Ennio Contedini

Personal information
- Born: 8 October 1934 (age 91) Milan, Italy

Chess career
- Country: Italy

= Ennio Contedini =

Italian chess player (born 1934)

Ennio Contedini (born 8 October 1934) was an Italian chess player, Italian Chess Championship winner (1963).

==Biography==
From the end of 1950s to the begin 1970s, Ennio Contedini was one of Italy's leading chess players. He achieved his first major success by winning the International Chess Tournament in Zürich in 1961, ahead of Otto Zimmermann and Paul Johner. In the same year Ennio Contedini with Società Scacchistica Milanese team won Italian Team Chess Championship.
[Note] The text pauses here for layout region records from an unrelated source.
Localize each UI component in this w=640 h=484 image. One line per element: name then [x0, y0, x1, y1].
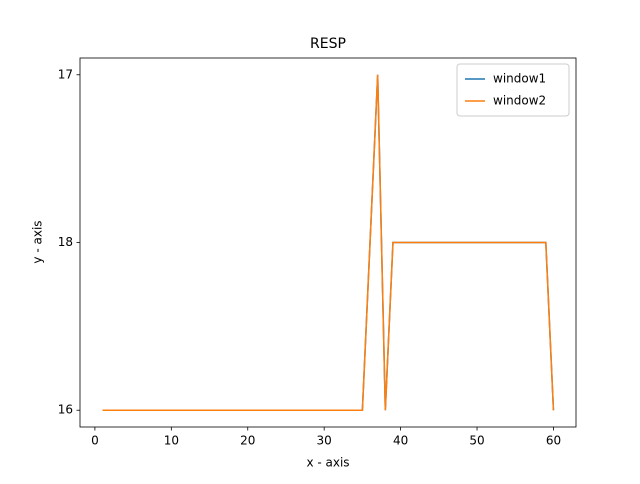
chart-title: RESP: [310, 36, 346, 52]
legend-box: [456, 63, 570, 117]
y-axis-label: y - axis: [31, 220, 45, 263]
plot-frame: [79, 57, 577, 428]
x-tick-label: 60: [546, 434, 561, 448]
legend-label: window1: [493, 72, 546, 86]
x-tick-label: 10: [164, 434, 179, 448]
x-tick-label: 0: [91, 434, 99, 448]
x-axis-label: x - axis: [306, 456, 349, 470]
legend-label: window2: [493, 94, 546, 108]
series-line: [102, 74, 555, 411]
x-tick-label: 40: [393, 434, 408, 448]
y-tick-label: 18: [58, 235, 73, 249]
x-tick-label: 50: [469, 434, 484, 448]
y-tick-label: 16: [58, 403, 73, 417]
x-tick-label: 20: [240, 434, 255, 448]
y-tick-label: 17: [58, 67, 73, 81]
x-tick-label: 30: [317, 434, 332, 448]
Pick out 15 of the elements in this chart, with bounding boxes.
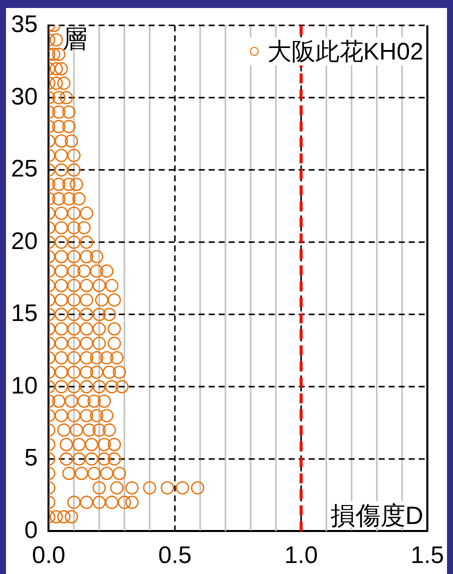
- y-tick-label: 20: [10, 228, 38, 255]
- y-tick-label: 30: [10, 83, 38, 110]
- x-tick-label: 0.5: [158, 542, 192, 570]
- y-tick-label: 25: [10, 156, 38, 183]
- y-tick-label: 0: [24, 516, 38, 544]
- legend-label: 大阪此花KH02: [267, 38, 424, 66]
- x-tick-label: 1.5: [410, 542, 444, 570]
- x-tick-label: 1.0: [284, 542, 318, 570]
- y-tick-label: 15: [10, 300, 38, 328]
- x-axis-title: 損傷度D: [330, 502, 424, 530]
- y-tick-label: 10: [10, 372, 38, 400]
- x-tick-label: 0.0: [32, 542, 66, 570]
- y-tick-label: 5: [24, 444, 38, 472]
- y-axis-title: 層: [62, 25, 88, 54]
- y-tick-label: 35: [10, 11, 38, 38]
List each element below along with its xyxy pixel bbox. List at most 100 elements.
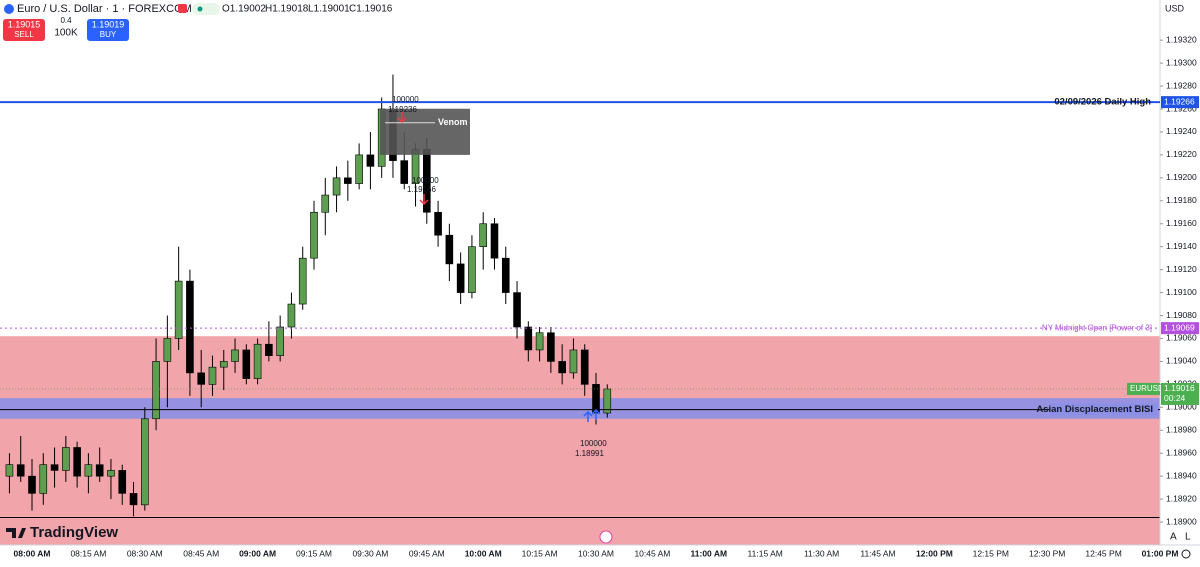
x-tick-label: 09:15 AM (296, 548, 332, 558)
candle-body (5, 464, 14, 477)
candle-body (186, 280, 194, 374)
x-tick-label: 08:15 AM (70, 548, 106, 558)
x-tick-label: 08:45 AM (183, 548, 219, 558)
symbol-tag (1127, 382, 1160, 395)
candle-body (400, 160, 409, 184)
y-tick-label: 1.18920 (1166, 493, 1197, 503)
sell-button[interactable] (3, 19, 45, 41)
candle-body (490, 223, 499, 259)
candle-body (219, 361, 228, 368)
x-tick-label: 12:45 PM (1085, 548, 1121, 558)
currency: USD (1165, 3, 1185, 13)
signal-arrow (397, 112, 407, 124)
y-tick-label: 1.19080 (1166, 310, 1197, 320)
candle-body (321, 194, 330, 213)
x-tick-label: 10:00 AM (465, 548, 502, 558)
y-tick-label: 1.19160 (1166, 218, 1197, 228)
candle-body (163, 338, 172, 362)
countdown: 00:24 (1164, 393, 1186, 403)
candle-body (569, 349, 578, 374)
symbol-icon (4, 4, 14, 14)
symbol-tag-label: EURUSD (1130, 384, 1164, 393)
x-tick-label: 11:30 AM (804, 548, 839, 558)
y-tick-label: 1.19100 (1166, 287, 1197, 297)
y-tick-label: 1.19220 (1166, 149, 1197, 159)
level-label: NY Midnight Open [Power of 3] (1042, 323, 1152, 332)
x-tick-label: 08:00 AM (13, 548, 50, 558)
y-tick-label: 1.18940 (1166, 470, 1197, 480)
y-tick-label: 1.18960 (1166, 447, 1197, 457)
candle-body (174, 280, 183, 339)
level-label: 02/09/2026 Daily High (1054, 97, 1151, 108)
ohlc-close: C1.19016 (349, 4, 393, 15)
candle-body (524, 326, 533, 351)
brand-logo (6, 528, 26, 538)
y-tick-label: 1.19060 (1166, 333, 1197, 343)
buy-label: BUY (100, 30, 117, 39)
y-tick-label: 1.19260 (1166, 103, 1197, 113)
size: 100K (54, 28, 78, 39)
candle-body (107, 470, 115, 477)
candle-body (513, 292, 521, 328)
y-tick-label: 1.19280 (1166, 80, 1197, 90)
candle-body (558, 361, 566, 374)
candle-body (547, 332, 555, 362)
x-tick-label: 11:15 AM (748, 548, 783, 558)
settings[interactable] (1181, 549, 1191, 559)
candle-body (118, 470, 127, 494)
candle-body (28, 475, 36, 494)
y-tick-label: 1.19240 (1166, 126, 1197, 136)
price-tag (1161, 322, 1199, 335)
signal-arrow (591, 408, 601, 420)
price-tag (1161, 96, 1199, 109)
x-tick-label: 12:00 PM (916, 548, 953, 558)
candle-body (287, 303, 296, 328)
candle-body (265, 343, 273, 356)
candle-body (355, 154, 363, 184)
ohlc-low: L1.19001 (308, 4, 350, 15)
candle-body (152, 361, 160, 420)
candle-body (445, 234, 454, 265)
y-tick-label: 1.18900 (1166, 516, 1197, 526)
y-tick-label: 1.19320 (1166, 34, 1197, 44)
order-annotation: 1.18991 (575, 449, 604, 458)
x-tick-label: 12:15 PM (973, 548, 1009, 558)
candle-body (434, 211, 442, 236)
candle-body (332, 177, 341, 196)
y-tick-label: 1.19000 (1166, 402, 1197, 412)
event-icon (599, 530, 613, 544)
order-annotation: 100000 (580, 439, 607, 448)
price-tag-label: 1.19266 (1164, 96, 1195, 106)
candle-body (39, 464, 48, 494)
candle-body (310, 211, 318, 259)
order-annotation: 100000 (392, 95, 419, 104)
x-tick-label: 12:30 PM (1029, 548, 1065, 558)
ohlc-open: O1.19002 (222, 4, 266, 15)
venom-box (380, 108, 470, 155)
y-tick-label: 1.19300 (1166, 57, 1197, 67)
x-tick-label: 09:00 AM (239, 548, 276, 558)
y-tick-label: 1.19180 (1166, 195, 1197, 205)
order-annotation: 1.19236 (388, 105, 417, 114)
symbol: Euro / U.S. Dollar · 1 · FOREXCOM (17, 3, 192, 15)
x-tick-label: 08:30 AM (127, 548, 163, 558)
candle-body (580, 349, 589, 385)
signal-arrow (419, 194, 429, 206)
order-annotation: 100000 (412, 176, 439, 185)
candle-body (468, 246, 476, 293)
x-tick-label: 10:30 AM (578, 548, 614, 558)
candle-body (129, 493, 138, 506)
candle-body (208, 366, 217, 385)
candle-body (535, 332, 544, 351)
buy-button[interactable] (87, 19, 129, 41)
candle-body (197, 372, 205, 385)
log-scale[interactable]: L (1185, 532, 1191, 543)
candle-body (50, 464, 59, 471)
candle-body (253, 343, 262, 379)
candle-body (141, 418, 149, 506)
auto-scale[interactable]: A (1170, 532, 1177, 543)
candle-body (276, 326, 284, 356)
candle-body (344, 177, 352, 184)
flag (178, 4, 187, 13)
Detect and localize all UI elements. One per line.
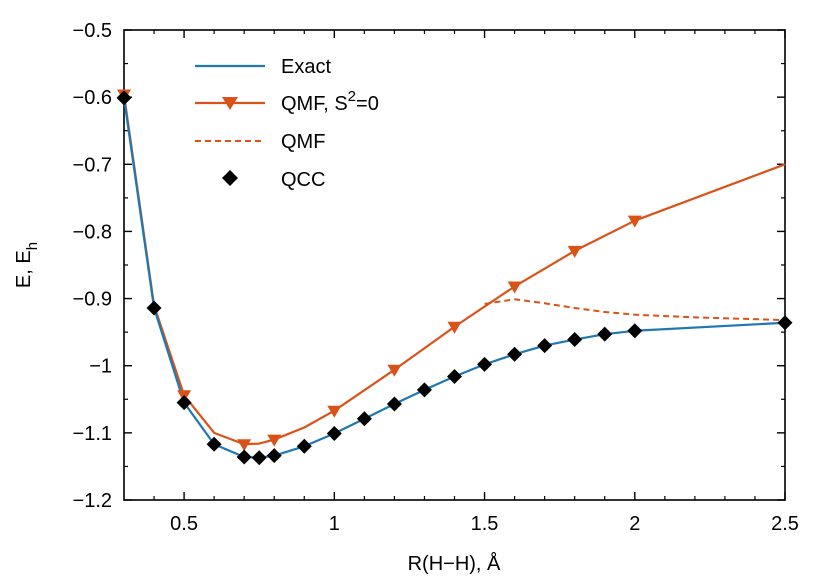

In 1963, in Imperia he won Italian Chess Championship.

Ennio Contedini played for Italy in the Chess Olympiads:
- In 1958, at second reserve board in the 13th Chess Olympiad in Munich (+4, =3, -5),
- In 1960, at first board in the 14th Chess Olympiad in Leipzig (+5, =5, -6).

Ennio Contedini played for Italy in the Clare Benedict Chess Cup:
- In 1964, at first board in the 11th Clare Benedict Chess Cup in Lenzerheide (+0, =3, -2).

Ennio Contedini played for Italy in the Men's Chess Mitropa Cup:
- In 1976, at first board in the 1st Chess Mitropa Cup in Innsbruck (+0, =1, -2).